By Dexter Filkins
March 31, 2016
Recep Tayyip Erdoğan, Turkey’s President, is coming to Washington this week, where he’ll probably meet President Obama. It’s a good bet he’ll manage to get in and out of the capital without being subjected to the public humiliation he deserves.
On paper, Erdoğan is an ally of the United States. Turkey is a member of NATO and a modern country with a Muslim majority that many American officials imagine as a bridge to the Middle East. Its military is helping in the fight against ISIS. When Erdoğan was first elected Prime Minister, in 2003, many hoped that he would serve as a democratic model for the rest of the Islamic world.
That was a long time ago. Erdoğan is well on his way to becoming a dictator, if he isn’t one already. Not long after his initial election, Erdoğan’s agents embarked on a large and sinister campaign to destroy his political opponents, jailing hundreds—journalists, university rectors, military officers, aid workers—on trumped-up charges and fabricated evidence. (In 2012, I wrote about Erdoğan’s campaign for the magazine.) Despite his excesses, Erdoğan remained popular as the Turkish economy rapidly grew. In 2014, having completed three terms as Prime Minister, he ran for President and won. Still, Turkish voters have refused to give him the blank check he desired, and last year turned down his effort to rewrite the Constitution to give himself vast new powers.
Since becoming President, Erdoğan has made a further turn toward dictatorship, crushing the remnants of a free press. In December, 2014, Turkish police arrested the editor of Zaman, the country’s largest newspaper, which had not only been a critic of Erdoğan but also written extensively about the corruption that pervades his government and family. The editor, Ekrem Dumanlı, was accused of trying to mount a coup d’état. Earlier this month, the government seized Zaman and began printing pro-government articles.

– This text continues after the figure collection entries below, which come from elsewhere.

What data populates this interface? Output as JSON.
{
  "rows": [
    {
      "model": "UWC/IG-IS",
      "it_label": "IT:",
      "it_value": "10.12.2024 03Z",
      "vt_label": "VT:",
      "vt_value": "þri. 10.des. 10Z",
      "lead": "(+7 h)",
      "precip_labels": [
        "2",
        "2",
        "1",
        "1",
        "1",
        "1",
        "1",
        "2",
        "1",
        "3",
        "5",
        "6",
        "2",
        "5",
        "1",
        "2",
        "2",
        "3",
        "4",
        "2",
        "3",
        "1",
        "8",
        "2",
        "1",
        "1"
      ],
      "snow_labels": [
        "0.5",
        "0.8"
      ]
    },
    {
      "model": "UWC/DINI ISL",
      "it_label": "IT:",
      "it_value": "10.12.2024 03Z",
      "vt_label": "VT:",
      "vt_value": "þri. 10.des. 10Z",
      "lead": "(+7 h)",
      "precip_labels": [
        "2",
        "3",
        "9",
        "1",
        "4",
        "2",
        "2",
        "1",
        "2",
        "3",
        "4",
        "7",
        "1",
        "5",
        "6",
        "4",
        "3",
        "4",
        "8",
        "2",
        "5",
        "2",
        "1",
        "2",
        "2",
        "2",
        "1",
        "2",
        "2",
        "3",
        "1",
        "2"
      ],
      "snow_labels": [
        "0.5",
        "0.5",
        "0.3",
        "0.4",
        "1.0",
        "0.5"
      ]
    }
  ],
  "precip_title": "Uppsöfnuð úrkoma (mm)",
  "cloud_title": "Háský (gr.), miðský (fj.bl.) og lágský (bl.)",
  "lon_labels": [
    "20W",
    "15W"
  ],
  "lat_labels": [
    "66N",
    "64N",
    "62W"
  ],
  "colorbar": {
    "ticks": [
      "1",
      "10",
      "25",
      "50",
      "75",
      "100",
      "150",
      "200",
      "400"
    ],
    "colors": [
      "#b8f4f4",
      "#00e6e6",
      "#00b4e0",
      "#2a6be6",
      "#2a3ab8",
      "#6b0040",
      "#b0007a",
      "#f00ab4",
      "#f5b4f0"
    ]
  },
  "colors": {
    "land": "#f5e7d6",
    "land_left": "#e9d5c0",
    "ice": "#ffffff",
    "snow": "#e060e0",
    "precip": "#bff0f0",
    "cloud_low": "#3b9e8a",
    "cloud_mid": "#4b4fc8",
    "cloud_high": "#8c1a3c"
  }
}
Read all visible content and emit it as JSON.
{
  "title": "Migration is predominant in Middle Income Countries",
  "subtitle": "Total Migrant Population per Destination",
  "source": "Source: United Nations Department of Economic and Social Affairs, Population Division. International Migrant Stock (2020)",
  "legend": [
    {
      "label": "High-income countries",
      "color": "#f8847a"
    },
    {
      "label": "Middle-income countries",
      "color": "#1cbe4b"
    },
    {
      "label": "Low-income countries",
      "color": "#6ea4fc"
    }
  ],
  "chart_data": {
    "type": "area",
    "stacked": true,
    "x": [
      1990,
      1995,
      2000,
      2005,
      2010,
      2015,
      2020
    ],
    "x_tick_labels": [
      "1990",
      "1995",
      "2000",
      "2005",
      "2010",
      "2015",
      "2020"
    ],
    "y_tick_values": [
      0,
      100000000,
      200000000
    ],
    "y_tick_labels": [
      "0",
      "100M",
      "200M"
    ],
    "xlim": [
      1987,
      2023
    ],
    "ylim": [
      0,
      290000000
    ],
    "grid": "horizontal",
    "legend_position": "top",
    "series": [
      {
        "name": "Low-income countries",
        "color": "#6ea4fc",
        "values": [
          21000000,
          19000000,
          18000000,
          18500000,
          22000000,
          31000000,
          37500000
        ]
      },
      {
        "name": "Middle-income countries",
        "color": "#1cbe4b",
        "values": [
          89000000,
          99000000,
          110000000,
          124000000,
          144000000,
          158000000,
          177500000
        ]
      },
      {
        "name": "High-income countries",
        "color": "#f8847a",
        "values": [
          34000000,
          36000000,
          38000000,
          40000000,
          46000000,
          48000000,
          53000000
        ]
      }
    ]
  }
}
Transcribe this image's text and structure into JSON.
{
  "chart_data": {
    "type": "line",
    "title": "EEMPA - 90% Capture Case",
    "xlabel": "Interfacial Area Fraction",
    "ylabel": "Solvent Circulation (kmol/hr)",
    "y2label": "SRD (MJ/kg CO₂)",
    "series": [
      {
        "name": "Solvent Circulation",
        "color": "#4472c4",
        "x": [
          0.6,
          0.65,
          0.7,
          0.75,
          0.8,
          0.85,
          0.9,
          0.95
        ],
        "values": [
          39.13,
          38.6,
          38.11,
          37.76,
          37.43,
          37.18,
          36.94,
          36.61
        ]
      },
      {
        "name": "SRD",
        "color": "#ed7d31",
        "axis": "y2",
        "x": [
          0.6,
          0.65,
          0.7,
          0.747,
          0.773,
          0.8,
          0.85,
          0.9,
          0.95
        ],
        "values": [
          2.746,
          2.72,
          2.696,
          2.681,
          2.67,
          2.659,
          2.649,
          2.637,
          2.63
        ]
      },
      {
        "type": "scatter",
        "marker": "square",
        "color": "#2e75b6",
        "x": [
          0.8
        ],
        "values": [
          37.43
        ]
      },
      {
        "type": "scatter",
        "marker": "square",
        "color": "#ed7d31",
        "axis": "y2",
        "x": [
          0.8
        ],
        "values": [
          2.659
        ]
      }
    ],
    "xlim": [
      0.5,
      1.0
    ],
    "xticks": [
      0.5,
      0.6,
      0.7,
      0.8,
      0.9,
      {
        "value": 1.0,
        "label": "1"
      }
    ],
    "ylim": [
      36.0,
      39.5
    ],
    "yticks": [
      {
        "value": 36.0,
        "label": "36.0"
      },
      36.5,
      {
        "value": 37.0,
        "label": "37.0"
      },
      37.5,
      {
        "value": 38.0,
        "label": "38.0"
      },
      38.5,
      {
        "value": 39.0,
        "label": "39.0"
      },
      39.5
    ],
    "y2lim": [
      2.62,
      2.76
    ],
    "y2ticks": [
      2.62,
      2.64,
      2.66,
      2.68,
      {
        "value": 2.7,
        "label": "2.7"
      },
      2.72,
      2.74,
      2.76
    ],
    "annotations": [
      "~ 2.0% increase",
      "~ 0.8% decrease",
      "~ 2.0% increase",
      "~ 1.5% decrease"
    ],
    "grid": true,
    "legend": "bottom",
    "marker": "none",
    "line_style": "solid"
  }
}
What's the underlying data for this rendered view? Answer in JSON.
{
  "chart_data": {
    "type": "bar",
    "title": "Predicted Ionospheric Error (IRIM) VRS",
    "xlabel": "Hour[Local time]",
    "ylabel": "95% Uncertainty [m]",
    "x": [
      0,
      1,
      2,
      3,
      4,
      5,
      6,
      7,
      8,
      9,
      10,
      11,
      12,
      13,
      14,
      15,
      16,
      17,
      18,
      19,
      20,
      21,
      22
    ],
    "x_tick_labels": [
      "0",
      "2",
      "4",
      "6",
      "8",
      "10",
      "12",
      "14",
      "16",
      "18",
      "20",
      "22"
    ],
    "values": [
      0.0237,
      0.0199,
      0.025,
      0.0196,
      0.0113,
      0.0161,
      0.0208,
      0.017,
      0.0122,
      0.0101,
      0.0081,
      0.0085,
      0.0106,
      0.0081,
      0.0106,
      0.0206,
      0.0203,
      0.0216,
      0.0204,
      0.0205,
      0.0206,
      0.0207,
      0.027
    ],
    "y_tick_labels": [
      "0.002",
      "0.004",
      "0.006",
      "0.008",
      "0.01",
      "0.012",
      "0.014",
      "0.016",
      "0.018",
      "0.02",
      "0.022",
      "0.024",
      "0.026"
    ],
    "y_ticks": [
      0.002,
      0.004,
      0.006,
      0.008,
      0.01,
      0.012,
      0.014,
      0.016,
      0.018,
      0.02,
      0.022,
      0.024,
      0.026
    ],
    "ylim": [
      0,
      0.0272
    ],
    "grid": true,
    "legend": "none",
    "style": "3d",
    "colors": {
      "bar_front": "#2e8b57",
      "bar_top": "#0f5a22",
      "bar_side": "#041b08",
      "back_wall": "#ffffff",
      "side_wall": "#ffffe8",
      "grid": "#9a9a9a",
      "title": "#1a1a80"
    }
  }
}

After Zaman, the newspaper Cumhuriyet remained one of the last pillars of the opposition press. In May, Cumhuriyet published video footage that showed Turkish intelligence officers ferrying trucks filled with weapons to rebel groups in Syria. There was nothing secret about this: Turkey has been one of the most aggressive and indiscriminate supporters of rebels fighting the government of Bashar al-Assad, going so far as to arm the most dangerous extremists there, including Jabhat al-Nusra, the local Al Qaeda franchise. Turkey’s long-standing policy of allowing militants to enter the country and cross into Syria is as responsible for the rise of ISIS as any other factor.
The problem for Erdoğan was that the Cumhuriyet story came out just as he was succumbing to pressure from the Obama Administration to switch his policy and join the fight against ISIS. You can imagine what a hypocrite Erdoğan felt like when the Cumhuriyet story hit the stands. In November, government agents arrested its two top editors, Can Dündar and Erdem Gül, both veteran journalists, on charges of espionage. Prosecutors are demanding life sentences for the pair. Erdoğan himself is a plaintiff in the case. Last week, a judge ordered the trial closed to the public.
Erdoğan’s campaign against Cumhuriyet has coincided with an equally brazen assault on Kurdish journalists, at least a dozen of whom have been arrested and detained on charges that they support terrorism. There are at least twenty reporters now imprisoned in Turkey, according to Nina Ognianova, of the Committee to Protect Journalists, in New York. “It’s so hard to get information that we aren’t sure how many journalists have been detained,” Ognianova said. “The campaign is unrelenting.”
Under normal circumstances, Erdoğan’s march to authoritarianism might be expected to provoke criticism or even economic sanctions. But since coming to office in 2009, President Obama has treated Erdoğan like an ally and friend. His Administration has continued to do so, even after the crackdown on Zaman and Cumhurieyt. Why? Because the United States desperately needs Turkey, a Muslim-majority country, in its fight against ISIS. Turkey hasn’t even been helpful in this regard—it has been much more focussed on bombing the Kurdish enclave in north-eastern Syria, America’s most effective ally in the country—and there is evidence that Obama’s view is changing. In discussions with Jeffrey Goldberg, of the Atlantic, Obama said that while he once imagined Erdoğan as a moderate, he now sees him as an authoritarian and a failure.
That’s a start. Obama and Erdoğan are supposed to meet today in Washington. Let’s hope President Obama skips the diplomatic language and goes straight to the point: that any leader who jails journalists—and arms Al Qaeda and bombs the Kurds and jails his opponents—is no friend of the United States.